Using IT resources to drive business innovation is likely to get a hearing from C-level executives in your company, especially if you can demonstrate that technologies like virtualization can promote a competitive advantage. In that vein, perhaps IT managers need to classify and promote virtualization initiatives according to business opportunities instead of technical categories. 

Consider the standard technical classification embodied in the following list:

  • server virtualization
  • storage virtualization
  • operating system virtualization
  • application virtualization

Instead, you might opt for the following:

  • improving operations (server consolidation)
    • reducing power and cooling costs
    • consolidating similar and dissimilar applications
    • redeployment of IT staff to business initiatives instead of server maintenance
  • easier access to trusted information (storage virtualization)
    • ensuring structured and unstructured customer information is readily available across all "silos" and business processes
    • "pool" information gathered for compliance for ready use in daily operations
    • preparing for disaster recovery with provisioning of "backups" in minutes rather than days
  • achieving flexibility (application consolidation)
    • providing "software-as-a-service"-like flexibility by adding, subtracting, and rearranging applications and modules
    • reduce complexity by making "silos" invisible to users

This might seem like so much smoke and mirrors to a jaded audience. You've been mandated, as an IT manager, to reduce costs and complexity, achieve more efficiency, improve information access, and so on...all without spending more money.

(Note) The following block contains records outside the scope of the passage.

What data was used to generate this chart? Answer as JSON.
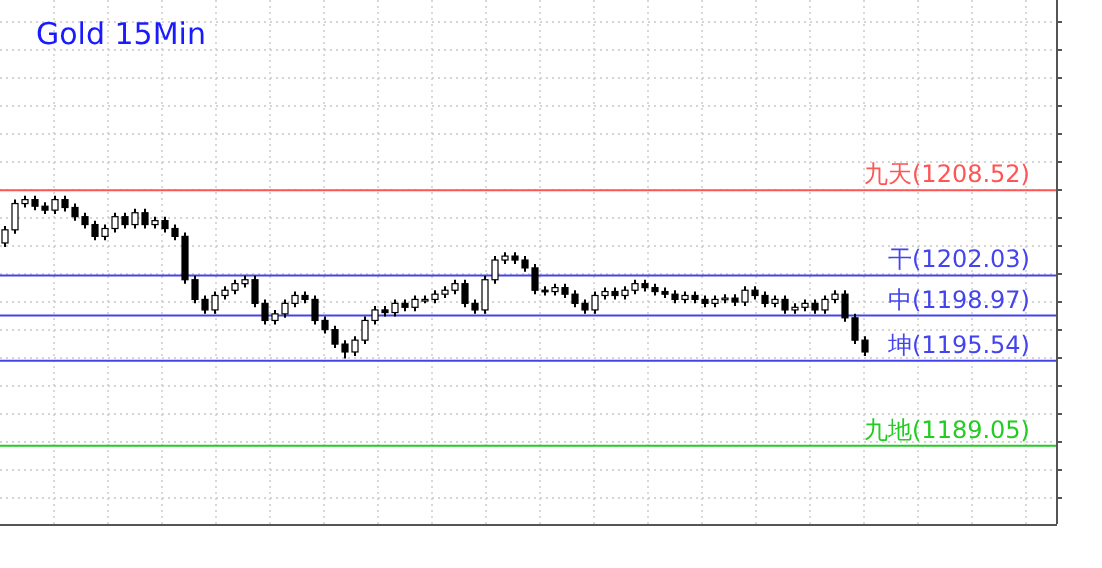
{
  "chart_data": {
    "type": "candlestick",
    "title": "Gold 15Min",
    "categories": [
      null,
      null,
      null,
      null,
      null,
      null,
      null,
      null,
      null,
      null,
      null,
      null,
      null,
      null,
      null,
      null,
      null,
      null,
      null,
      null,
      null,
      null,
      null,
      null,
      null,
      null,
      null,
      null,
      null,
      null,
      null,
      null,
      null,
      null,
      null,
      null,
      null,
      null,
      null,
      null,
      null,
      null,
      null,
      null,
      null,
      null,
      null,
      null,
      null,
      null,
      null,
      null,
      null,
      null,
      null,
      null,
      null,
      null,
      null,
      null,
      null,
      null,
      null,
      null,
      null,
      null,
      null,
      null,
      null,
      null,
      null,
      null,
      null,
      null,
      null,
      null,
      null,
      null,
      null,
      null,
      null,
      null,
      null,
      null,
      null,
      null,
      null
    ],
    "ohlc": [
      [
        1204.5,
        1205.8,
        1204.2,
        1205.5
      ],
      [
        1205.5,
        1207.8,
        1205.2,
        1207.5
      ],
      [
        1207.5,
        1208.1,
        1207.2,
        1207.8
      ],
      [
        1207.8,
        1208.1,
        1207.0,
        1207.3
      ],
      [
        1207.3,
        1207.6,
        1206.7,
        1207.0
      ],
      [
        1207.0,
        1208.1,
        1206.7,
        1207.8
      ],
      [
        1207.8,
        1208.1,
        1206.9,
        1207.2
      ],
      [
        1207.2,
        1207.5,
        1206.2,
        1206.5
      ],
      [
        1206.5,
        1206.8,
        1205.6,
        1205.9
      ],
      [
        1205.9,
        1206.2,
        1204.7,
        1205.0
      ],
      [
        1205.0,
        1205.9,
        1204.7,
        1205.6
      ],
      [
        1205.6,
        1206.8,
        1205.3,
        1206.5
      ],
      [
        1206.5,
        1206.8,
        1205.6,
        1205.9
      ],
      [
        1205.9,
        1207.1,
        1205.6,
        1206.8
      ],
      [
        1206.8,
        1207.1,
        1205.6,
        1205.9
      ],
      [
        1205.9,
        1206.5,
        1205.6,
        1206.2
      ],
      [
        1206.2,
        1206.5,
        1205.3,
        1205.6
      ],
      [
        1205.6,
        1205.9,
        1204.7,
        1205.0
      ],
      [
        1205.0,
        1205.3,
        1201.4,
        1201.7
      ],
      [
        1201.7,
        1202.0,
        1199.9,
        1200.2
      ],
      [
        1200.2,
        1200.5,
        1199.1,
        1199.4
      ],
      [
        1199.4,
        1200.8,
        1199.1,
        1200.5
      ],
      [
        1200.5,
        1201.2,
        1200.2,
        1200.9
      ],
      [
        1200.9,
        1201.7,
        1200.6,
        1201.4
      ],
      [
        1201.4,
        1202.0,
        1201.1,
        1201.7
      ],
      [
        1201.7,
        1202.0,
        1199.6,
        1199.9
      ],
      [
        1199.9,
        1200.2,
        1198.3,
        1198.6
      ],
      [
        1198.6,
        1199.4,
        1198.3,
        1199.1
      ],
      [
        1199.1,
        1200.2,
        1198.8,
        1199.9
      ],
      [
        1199.9,
        1200.8,
        1199.6,
        1200.5
      ],
      [
        1200.5,
        1200.8,
        1199.9,
        1200.2
      ],
      [
        1200.2,
        1200.5,
        1198.3,
        1198.6
      ],
      [
        1198.6,
        1198.9,
        1197.6,
        1197.9
      ],
      [
        1197.9,
        1198.2,
        1196.5,
        1196.8
      ],
      [
        1196.8,
        1197.1,
        1195.7,
        1196.2
      ],
      [
        1196.2,
        1197.4,
        1195.9,
        1197.1
      ],
      [
        1197.1,
        1198.9,
        1196.8,
        1198.6
      ],
      [
        1198.6,
        1199.7,
        1198.3,
        1199.4
      ],
      [
        1199.4,
        1199.7,
        1198.9,
        1199.2
      ],
      [
        1199.2,
        1200.2,
        1198.9,
        1199.9
      ],
      [
        1199.9,
        1200.2,
        1199.3,
        1199.6
      ],
      [
        1199.6,
        1200.5,
        1199.3,
        1200.2
      ],
      [
        1200.2,
        1200.5,
        1199.9,
        1200.2
      ],
      [
        1200.2,
        1200.9,
        1199.9,
        1200.6
      ],
      [
        1200.6,
        1201.2,
        1200.3,
        1200.9
      ],
      [
        1200.9,
        1201.7,
        1200.6,
        1201.4
      ],
      [
        1201.4,
        1201.7,
        1199.6,
        1199.9
      ],
      [
        1199.9,
        1200.2,
        1199.1,
        1199.4
      ],
      [
        1199.4,
        1202.0,
        1199.1,
        1201.7
      ],
      [
        1201.7,
        1203.5,
        1201.4,
        1203.2
      ],
      [
        1203.2,
        1203.8,
        1202.9,
        1203.5
      ],
      [
        1203.5,
        1203.8,
        1202.9,
        1203.2
      ],
      [
        1203.2,
        1203.5,
        1202.3,
        1202.6
      ],
      [
        1202.6,
        1202.9,
        1200.6,
        1200.9
      ],
      [
        1200.9,
        1201.2,
        1200.5,
        1200.8
      ],
      [
        1200.8,
        1201.4,
        1200.5,
        1201.1
      ],
      [
        1201.1,
        1201.4,
        1200.3,
        1200.6
      ],
      [
        1200.6,
        1200.9,
        1199.6,
        1199.9
      ],
      [
        1199.9,
        1200.2,
        1199.1,
        1199.4
      ],
      [
        1199.4,
        1200.8,
        1199.1,
        1200.5
      ],
      [
        1200.5,
        1201.1,
        1200.2,
        1200.8
      ],
      [
        1200.8,
        1201.1,
        1200.2,
        1200.5
      ],
      [
        1200.5,
        1201.2,
        1200.2,
        1200.9
      ],
      [
        1200.9,
        1201.7,
        1200.6,
        1201.4
      ],
      [
        1201.4,
        1201.7,
        1200.8,
        1201.1
      ],
      [
        1201.1,
        1201.4,
        1200.5,
        1200.8
      ],
      [
        1200.8,
        1201.1,
        1200.3,
        1200.6
      ],
      [
        1200.6,
        1200.9,
        1199.9,
        1200.2
      ],
      [
        1200.2,
        1200.8,
        1199.9,
        1200.5
      ],
      [
        1200.5,
        1200.8,
        1199.9,
        1200.2
      ],
      [
        1200.2,
        1200.5,
        1199.6,
        1199.9
      ],
      [
        1199.9,
        1200.5,
        1199.6,
        1200.2
      ],
      [
        1200.2,
        1200.6,
        1199.9,
        1200.3
      ],
      [
        1200.3,
        1200.6,
        1199.7,
        1200.0
      ],
      [
        1200.0,
        1201.2,
        1199.7,
        1200.9
      ],
      [
        1200.9,
        1201.2,
        1200.2,
        1200.5
      ],
      [
        1200.5,
        1200.8,
        1199.6,
        1199.9
      ],
      [
        1199.9,
        1200.5,
        1199.6,
        1200.2
      ],
      [
        1200.2,
        1200.5,
        1199.1,
        1199.4
      ],
      [
        1199.4,
        1199.9,
        1199.1,
        1199.6
      ],
      [
        1199.6,
        1200.2,
        1199.3,
        1199.9
      ],
      [
        1199.9,
        1200.2,
        1199.1,
        1199.4
      ],
      [
        1199.4,
        1200.5,
        1199.1,
        1200.2
      ],
      [
        1200.2,
        1200.9,
        1199.9,
        1200.6
      ],
      [
        1200.6,
        1200.9,
        1198.5,
        1198.8
      ],
      [
        1198.8,
        1199.1,
        1196.8,
        1197.1
      ],
      [
        1197.1,
        1197.4,
        1195.9,
        1196.2
      ]
    ],
    "ylim": [
      1183.1,
      1223.0
    ],
    "grid": true,
    "ref_lines": [
      {
        "axis": "y",
        "value": 1208.52,
        "label": "九天(1208.52)",
        "color": "#ff5555"
      },
      {
        "axis": "y",
        "value": 1202.03,
        "label": "干(1202.03)",
        "color": "#4444ee"
      },
      {
        "axis": "y",
        "value": 1198.97,
        "label": "中(1198.97)",
        "color": "#4444ee"
      },
      {
        "axis": "y",
        "value": 1195.54,
        "label": "坤(1195.54)",
        "color": "#4444ee"
      },
      {
        "axis": "y",
        "value": 1189.05,
        "label": "九地(1189.05)",
        "color": "#22cc22"
      }
    ]
  }
}
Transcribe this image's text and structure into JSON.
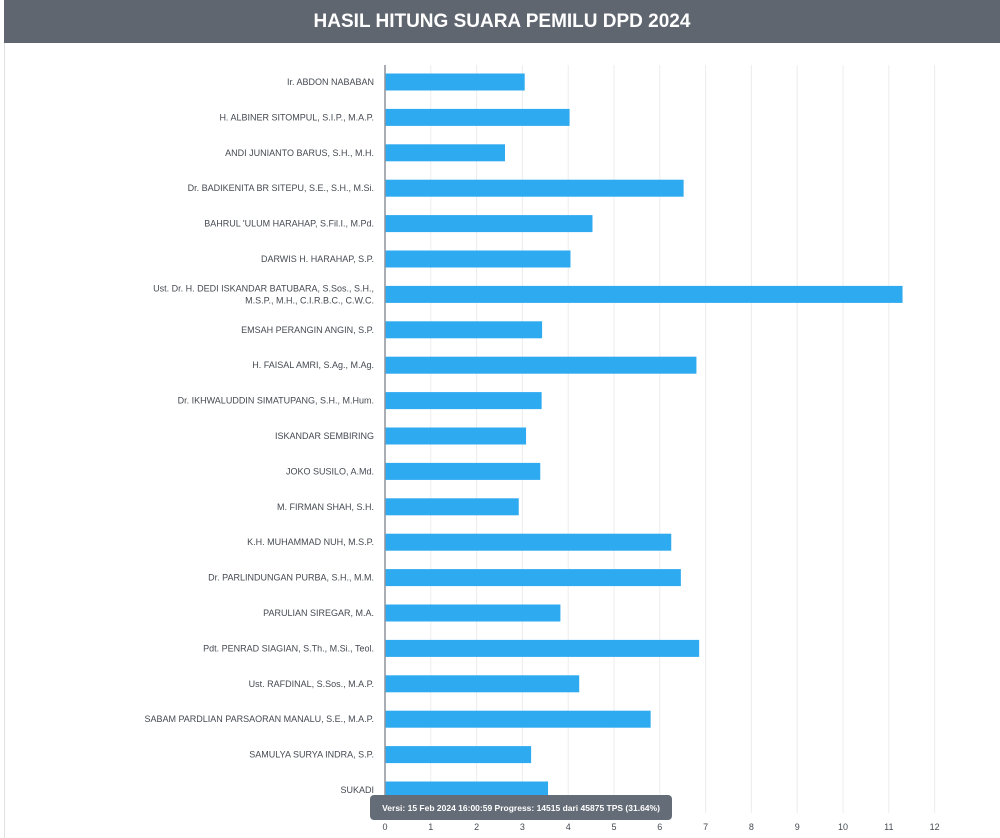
{
  "header": {
    "title": "HASIL HITUNG SUARA PEMILU DPD 2024"
  },
  "colors": {
    "bar": "#2eaaf0",
    "header_bg": "#5f6670",
    "grid": "#ececec",
    "tooltip_bg": "#646c77"
  },
  "tooltip": {
    "text": "Versi: 15 Feb 2024 16:00:59 Progress: 14515 dari 45875 TPS (31.64%)"
  },
  "chart_data": {
    "type": "bar",
    "orientation": "horizontal",
    "title": "",
    "xlabel": "",
    "ylabel": "",
    "xlim": [
      0,
      12
    ],
    "x_ticks": [
      0,
      1,
      2,
      3,
      4,
      5,
      6,
      7,
      8,
      9,
      10,
      11,
      12
    ],
    "grid": true,
    "categories": [
      "Ir. ABDON NABABAN",
      "H. ALBINER SITOMPUL, S.I.P., M.A.P.",
      "ANDI JUNIANTO BARUS, S.H., M.H.",
      "Dr. BADIKENITA BR SITEPU, S.E., S.H., M.Si.",
      "BAHRUL 'ULUM HARAHAP, S.Fil.I., M.Pd.",
      "DARWIS H. HARAHAP, S.P.",
      "Ust. Dr. H. DEDI ISKANDAR BATUBARA, S.Sos., S.H., M.S.P., M.H., C.I.R.B.C., C.W.C.",
      "EMSAH PERANGIN ANGIN, S.P.",
      "H. FAISAL AMRI, S.Ag., M.Ag.",
      "Dr. IKHWALUDDIN SIMATUPANG, S.H., M.Hum.",
      "ISKANDAR SEMBIRING",
      "JOKO SUSILO, A.Md.",
      "M. FIRMAN SHAH, S.H.",
      "K.H. MUHAMMAD NUH, M.S.P.",
      "Dr. PARLINDUNGAN PURBA, S.H., M.M.",
      "PARULIAN SIREGAR, M.A.",
      "Pdt. PENRAD SIAGIAN, S.Th., M.Si., Teol.",
      "Ust. RAFDINAL, S.Sos., M.A.P.",
      "SABAM PARDLIAN PARSAORAN MANALU, S.E., M.A.P.",
      "SAMULYA SURYA INDRA, S.P.",
      "SUKADI"
    ],
    "category_lines": [
      [
        "Ir. ABDON NABABAN"
      ],
      [
        "H. ALBINER SITOMPUL, S.I.P., M.A.P."
      ],
      [
        "ANDI JUNIANTO BARUS, S.H., M.H."
      ],
      [
        "Dr. BADIKENITA BR SITEPU, S.E., S.H., M.Si."
      ],
      [
        "BAHRUL 'ULUM HARAHAP, S.Fil.I., M.Pd."
      ],
      [
        "DARWIS H. HARAHAP, S.P."
      ],
      [
        "Ust. Dr. H. DEDI ISKANDAR BATUBARA, S.Sos., S.H.,",
        "M.S.P., M.H., C.I.R.B.C., C.W.C."
      ],
      [
        "EMSAH PERANGIN ANGIN, S.P."
      ],
      [
        "H. FAISAL AMRI, S.Ag., M.Ag."
      ],
      [
        "Dr. IKHWALUDDIN SIMATUPANG, S.H., M.Hum."
      ],
      [
        "ISKANDAR SEMBIRING"
      ],
      [
        "JOKO SUSILO, A.Md."
      ],
      [
        "M. FIRMAN SHAH, S.H."
      ],
      [
        "K.H. MUHAMMAD NUH, M.S.P."
      ],
      [
        "Dr. PARLINDUNGAN PURBA, S.H., M.M."
      ],
      [
        "PARULIAN SIREGAR, M.A."
      ],
      [
        "Pdt. PENRAD SIAGIAN, S.Th., M.Si., Teol."
      ],
      [
        "Ust. RAFDINAL, S.Sos., M.A.P."
      ],
      [
        "SABAM PARDLIAN PARSAORAN MANALU, S.E., M.A.P."
      ],
      [
        "SAMULYA SURYA INDRA, S.P."
      ],
      [
        "SUKADI"
      ]
    ],
    "values": [
      3.05,
      4.03,
      2.62,
      6.52,
      4.53,
      4.05,
      11.3,
      3.43,
      6.8,
      3.42,
      3.08,
      3.39,
      2.92,
      6.25,
      6.46,
      3.83,
      6.86,
      4.24,
      5.8,
      3.19,
      3.56
    ]
  }
}
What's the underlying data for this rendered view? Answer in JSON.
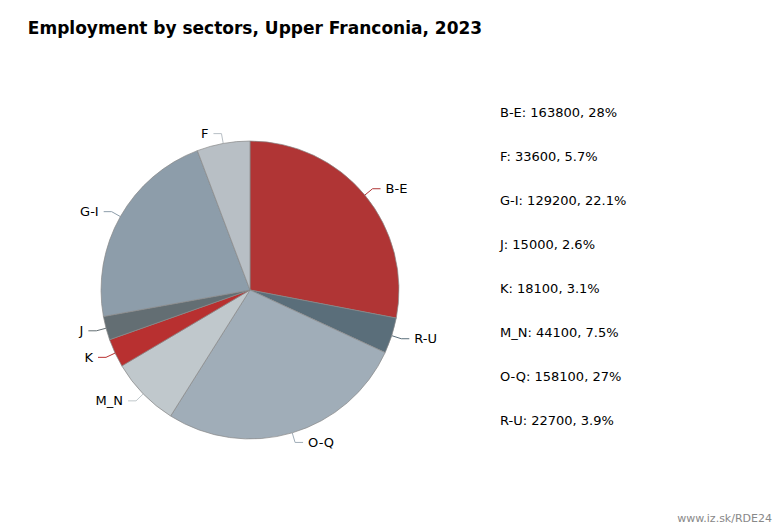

It may seem that way, but what I'm recommending here is a shift in perspective and an even more dramatic change in the language of information technology management. The rule is this: when you change the vocabulary you use on a regular basis, you change the way you think, and you change the way your are perceived.

Virtualization is, without a doubt, one of the most promising technical innovations on the IT horizon. But even the name - virtualization - betrays a barrier between those who know technology and those who know business. Your job, as IT manager, is to bridge that gap. Who knows, you might even get some unexpected funding in the process.